After a week of hearing that the sky is falling because swine flu was going to take us all down, there’s a lot of second guessing about whether government(s) and the media have over-hyped the potential for a pandemic, and whether we have all over-reacted to the fear.

chickenlittle1I say – we have not overreacted – but I worry about Chicken Little.

The initial reports from Mexico indicated real potential for problems.  Governments, WHO and the media were in a d*mned if they do and d*mned if they don’t position:  Had they NOT reacted, then I guarantee you, the flu would have spread faster, further and more people would have died.  Then they would have taken the hit for not reacting appropriately– like George Bush deservedly did for Katrina — and we would all be left behind cleaning up behind the mess.

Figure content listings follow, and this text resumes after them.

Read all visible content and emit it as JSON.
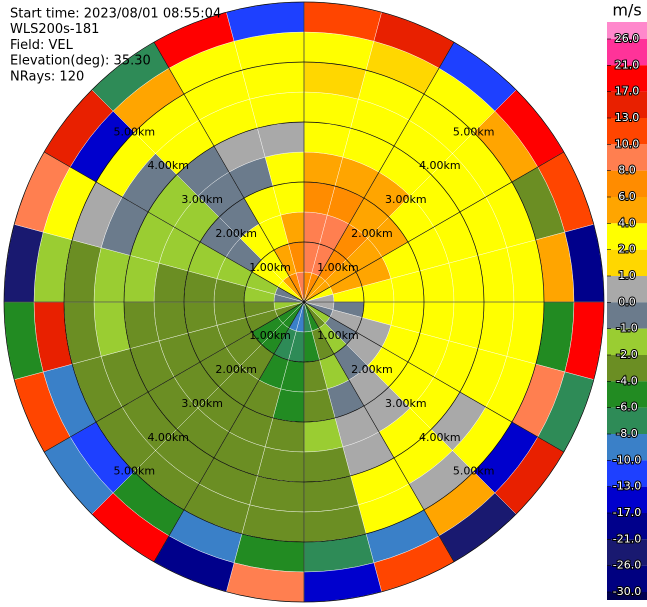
{
  "chart_data": {
    "type": "ppi",
    "annotations": [
      "Start time: 2023/08/01 08:55:04",
      "WLS200s-181",
      "Field: VEL",
      "Elevation(deg): 35.30",
      "NRays: 120"
    ],
    "rlim": [
      0,
      5
    ],
    "range_rings": [
      {
        "value": 1,
        "label": "1.00km"
      },
      {
        "value": 2,
        "label": "2.00km"
      },
      {
        "value": 3,
        "label": "3.00km"
      },
      {
        "value": 4,
        "label": "4.00km"
      },
      {
        "value": 5,
        "label": "5.00km"
      }
    ],
    "field": [
      [
        8,
        9,
        9,
        8,
        6,
        3,
        3,
        2,
        3,
        13
      ],
      [
        8,
        9,
        9,
        8,
        6,
        4,
        3,
        3,
        2,
        17
      ],
      [
        6,
        8,
        8,
        6,
        5,
        4,
        3,
        3,
        4,
        -10
      ],
      [
        5,
        6,
        6,
        5,
        4,
        3,
        3,
        3,
        6,
        21
      ],
      [
        3,
        5,
        5,
        4,
        4,
        3,
        3,
        3,
        -2,
        13
      ],
      [
        0.5,
        3,
        4,
        4,
        3,
        3,
        3,
        3,
        5,
        -17
      ],
      [
        0.5,
        -0.5,
        3,
        3,
        3,
        3,
        3,
        3,
        -4,
        21
      ],
      [
        -0.5,
        0.5,
        0.5,
        3,
        3,
        3,
        3,
        3,
        10,
        -6
      ],
      [
        -1.5,
        -0.5,
        0.5,
        3,
        3,
        3,
        0.5,
        3,
        -13,
        17
      ],
      [
        -3,
        -1.5,
        -0.5,
        0.5,
        0.5,
        3,
        3,
        0.5,
        6,
        -21
      ],
      [
        -5,
        -3,
        -1.5,
        -0.5,
        0.5,
        0.5,
        3,
        3,
        -8,
        13
      ],
      [
        -7,
        -5,
        -3,
        -3,
        -1.5,
        -3,
        -3,
        -3,
        -6,
        -13
      ],
      [
        -9,
        -7,
        -5,
        -5,
        -3,
        -3,
        -3,
        -3,
        -5,
        10
      ],
      [
        -9,
        -7,
        -5,
        -3,
        -3,
        -3,
        -3,
        -3,
        -9,
        -17
      ],
      [
        -5,
        -5,
        -3,
        -3,
        -3,
        -3,
        -3,
        -3,
        -5,
        21
      ],
      [
        -5,
        -5,
        -3,
        -3,
        -3,
        -3,
        -3,
        -3,
        -11,
        -9
      ],
      [
        -3,
        -3,
        -3,
        -3,
        -3,
        -3,
        -3,
        -3,
        -9,
        13
      ],
      [
        -1.5,
        -3,
        -3,
        -3,
        -3,
        -3,
        -1.5,
        -3,
        17,
        -5
      ],
      [
        -0.5,
        -1.5,
        -3,
        -3,
        -3,
        -1.5,
        -1.5,
        -3,
        -1.5,
        -21
      ],
      [
        -0.5,
        -1.5,
        -1.5,
        -1.5,
        -1.5,
        -1.5,
        -0.5,
        0.5,
        3,
        10
      ],
      [
        3,
        3,
        -0.5,
        -0.5,
        -1.5,
        -1.5,
        -0.5,
        3,
        -13,
        17
      ],
      [
        5,
        4,
        3,
        -0.5,
        -0.5,
        -0.5,
        3,
        3,
        6,
        -6
      ],
      [
        7,
        6,
        4,
        3,
        -0.5,
        0.5,
        3,
        3,
        3,
        21
      ],
      [
        9,
        8,
        6,
        3,
        3,
        0.5,
        3,
        3,
        3,
        -10
      ]
    ],
    "colorbar": {
      "title": "m/s",
      "ticks": [
        {
          "value": 26,
          "label": "26.0"
        },
        {
          "value": 21,
          "label": "21.0"
        },
        {
          "value": 17,
          "label": "17.0"
        },
        {
          "value": 13,
          "label": "13.0"
        },
        {
          "value": 10,
          "label": "10.0"
        },
        {
          "value": 8,
          "label": "8.0"
        },
        {
          "value": 6,
          "label": "6.0"
        },
        {
          "value": 4,
          "label": "4.0"
        },
        {
          "value": 2,
          "label": "2.0"
        },
        {
          "value": 1,
          "label": "1.0"
        },
        {
          "value": 0,
          "label": "0.0"
        },
        {
          "value": -1,
          "label": "-1.0"
        },
        {
          "value": -2,
          "label": "-2.0"
        },
        {
          "value": -4,
          "label": "-4.0"
        },
        {
          "value": -6,
          "label": "-6.0"
        },
        {
          "value": -8,
          "label": "-8.0"
        },
        {
          "value": -10,
          "label": "-10.0"
        },
        {
          "value": -13,
          "label": "-13.0"
        },
        {
          "value": -17,
          "label": "-17.0"
        },
        {
          "value": -21,
          "label": "-21.0"
        },
        {
          "value": -26,
          "label": "-26.0"
        },
        {
          "value": -30,
          "label": "-30.0"
        }
      ],
      "colors": [
        "#ff88cc",
        "#ff3399",
        "#ff0000",
        "#e82000",
        "#ff4500",
        "#ff7f50",
        "#ff8c00",
        "#ffa500",
        "#ffff00",
        "#ffd700",
        "#a9a9a9",
        "#6b7b8c",
        "#9acd32",
        "#6b8e23",
        "#228b22",
        "#2e8b57",
        "#3a80c8",
        "#1e40ff",
        "#0000cd",
        "#00008b",
        "#191970",
        "#000080",
        "#000050"
      ]
    }
  }
}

So I believe the reaction and the hype, and the reminders about the impact seasonal flu has on all of us, are warranted. I, for one, appreciate it.  Lives have been saved.  Awareness has been heightened.

That said…

I actually have more concern about the next time around. Whatever virus mutates, whether it be bird flu, swine flu, or hippopotamus flu — no matter which one it is — will we all be (pardon the pun) immune to the hype?  Will we ignore the governments and media who try to prepare us to keep us safe?  Will we go about our daily business tuning them out?  Will we turn a deaf ear because “remember swine flu?  no big deal!”

Chicken Little (who may be carrying bird flu, by the way) reminded us that the sky CAN fall when we don’t pay attention.  So the real point is that we need to be prepared with falling-sky contingency plans.  That’s what WHO does.  That’s what governments do.  That’s what media reports.

We just need to be sure we pay attention and take action, regardless of how hype-y it seems to be.